I am remembering the face of a young transgender woman as we talked while waiting in line for the restroom at this year’s Outfest. She revealed that she had been hurt and damaged by religion, and yet she was eager to let me know that St. Clement’s presence gave her hope in religion. She gave me a big hug as we parted and I knew that Jesus was really present in that embrace.
Theology is important and necessary, but when it is only an abstraction, a principle, it fails to reflect the fullness of God’s divine mystery. God is more than a concept. God took on the fragility, the grittiness, and the flesh of humanity as a way of redeeming us from sin and death. And he came into this world in the very same way we did, as a vulnerable baby, dependent upon the care and nurturing of others. But in the cherubic face of this squirming infant, is the face of God himself, full of the inexplicable mystery of the Creator, as well as of the eternal Word of God that gave order to the Universe. This Word has now become flesh, bringing God’s justice and mercy, God’s peace and love, into a broken world. God has given a human face to the Logos that was and is and is to come.
One of the reasons that the Incarnation has been such an important event to Christians, and especially to Anglicans, is that the Word become flesh did not simply appear as a flash of light for an instant and then dissipate into the darkness. John declares “in him was life, and the life was the light of men: and the light shineth in darkness, and the darkness comprehended it not.” The Word lived and moved among us, experiencing the joys and tribulations of brittle human existence, just as we do, interacting with Creation in a way that challenged and transformed it forever. The Word gave light and shape to the void in the beginning of Creation, and when it became enfleshed in Jesus, this Word gave light to a world overrun by the darkness of sin, cruelty, and hatred. And the light of Christ, of the Word Incarnate, illumines us still.
The challenge of the Incarnation, however, is that it goads us into seeing things in a new way. It is not simply recognition of the familiar, but a re-cognition of it that demonstrates that the familiar is actually quite different than we imagined. It calls into question “so-called” truths that we take for granted. Few people could detect God in the small babe in the manger, and few could detect God in Jesus the social critic, Jesus the rabble-rouser, Jesus the miraculous healer. And few could recognize God in Jesus the criminal nailed upon the hard wood of the cross. And yet, God was really present, really embodied, in all of these Jesuses. In so many ways, we are all Pharisees and Herods and Pilates unable to see in a face anything but what we’re accustomed to seeing. The same old same old.
But Christmas is about seeing in this baby and seeing in all human faces a deeper truth that has been unrecognizable before. It is about seeing the divine imprint in the face of a dying cancer patient, in the face of a homeless man, in the face of a young transgender woman, and even in the face of our enemies. The Gospel of John observes that “He was in the world, and the world was made by him, and the world knew him not. He came unto his own, and his own received him not.” The world could not see Jesus for what he was, and could not accept the truth that he had to share. How often in our own world we refuse to see the reflection of God’s presence in those sitting next to us. That great Archbishop of Canterbury, Michael Ramsey, said that “the Incarnation, with both cross and resurrection as its climax, is the divine self-giving, enabling men and women, through the now-indwelling Spirit to give themselves back to God in lives that are really a recreation of human nature in Christ.”
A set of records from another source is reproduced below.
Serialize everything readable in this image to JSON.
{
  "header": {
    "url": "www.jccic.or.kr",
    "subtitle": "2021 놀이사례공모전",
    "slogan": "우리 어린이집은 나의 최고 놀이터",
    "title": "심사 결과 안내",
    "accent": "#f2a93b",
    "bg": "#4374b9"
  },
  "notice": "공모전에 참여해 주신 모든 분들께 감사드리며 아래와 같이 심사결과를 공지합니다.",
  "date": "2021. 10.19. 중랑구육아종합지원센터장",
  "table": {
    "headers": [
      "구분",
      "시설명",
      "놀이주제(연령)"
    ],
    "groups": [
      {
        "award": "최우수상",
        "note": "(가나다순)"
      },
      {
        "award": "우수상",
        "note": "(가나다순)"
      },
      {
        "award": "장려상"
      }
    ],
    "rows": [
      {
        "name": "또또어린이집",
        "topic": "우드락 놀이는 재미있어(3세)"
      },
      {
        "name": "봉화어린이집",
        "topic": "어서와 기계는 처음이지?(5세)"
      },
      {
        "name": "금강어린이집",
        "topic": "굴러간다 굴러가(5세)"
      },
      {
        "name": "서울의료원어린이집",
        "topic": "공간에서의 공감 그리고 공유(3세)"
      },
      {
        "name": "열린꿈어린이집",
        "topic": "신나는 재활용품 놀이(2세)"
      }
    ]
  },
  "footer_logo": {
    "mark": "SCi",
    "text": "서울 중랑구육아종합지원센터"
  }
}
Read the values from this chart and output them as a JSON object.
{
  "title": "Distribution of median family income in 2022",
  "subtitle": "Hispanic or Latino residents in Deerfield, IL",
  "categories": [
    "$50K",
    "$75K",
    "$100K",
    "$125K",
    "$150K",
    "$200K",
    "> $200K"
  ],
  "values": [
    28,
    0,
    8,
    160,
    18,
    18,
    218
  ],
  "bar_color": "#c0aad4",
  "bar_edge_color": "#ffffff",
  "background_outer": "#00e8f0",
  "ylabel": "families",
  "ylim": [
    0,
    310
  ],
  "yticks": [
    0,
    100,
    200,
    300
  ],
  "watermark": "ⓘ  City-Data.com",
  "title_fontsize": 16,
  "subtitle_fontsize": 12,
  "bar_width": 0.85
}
The Incarnation is therefore not just a renewed or expanding understanding of who God is and how God works, but it is also a call to live in a way, that we can more resemble the face of Jesus through our own self-giving. This means learning to see beyond the surface of age, race, gender, and sexuality, embracing both those who have a roof over their heads and those who are homeless, giving equal dignity to those who are working and those who are currently unemployed, and joining hands with those you don’t like very much or identify with or understand. As God has given himself to us in the flesh of Jesus, so we are to give ourselves back to him in our own flesh, in our hands and feet and faces in the world. In our ordinary daily living, you and me.
But, more importantly, it is in our living as the body of Christ, as a community of believers, that Jesus will continue to be really present in the world, that the world will know him and receive him. Merry Christmas, my brothers and sisters.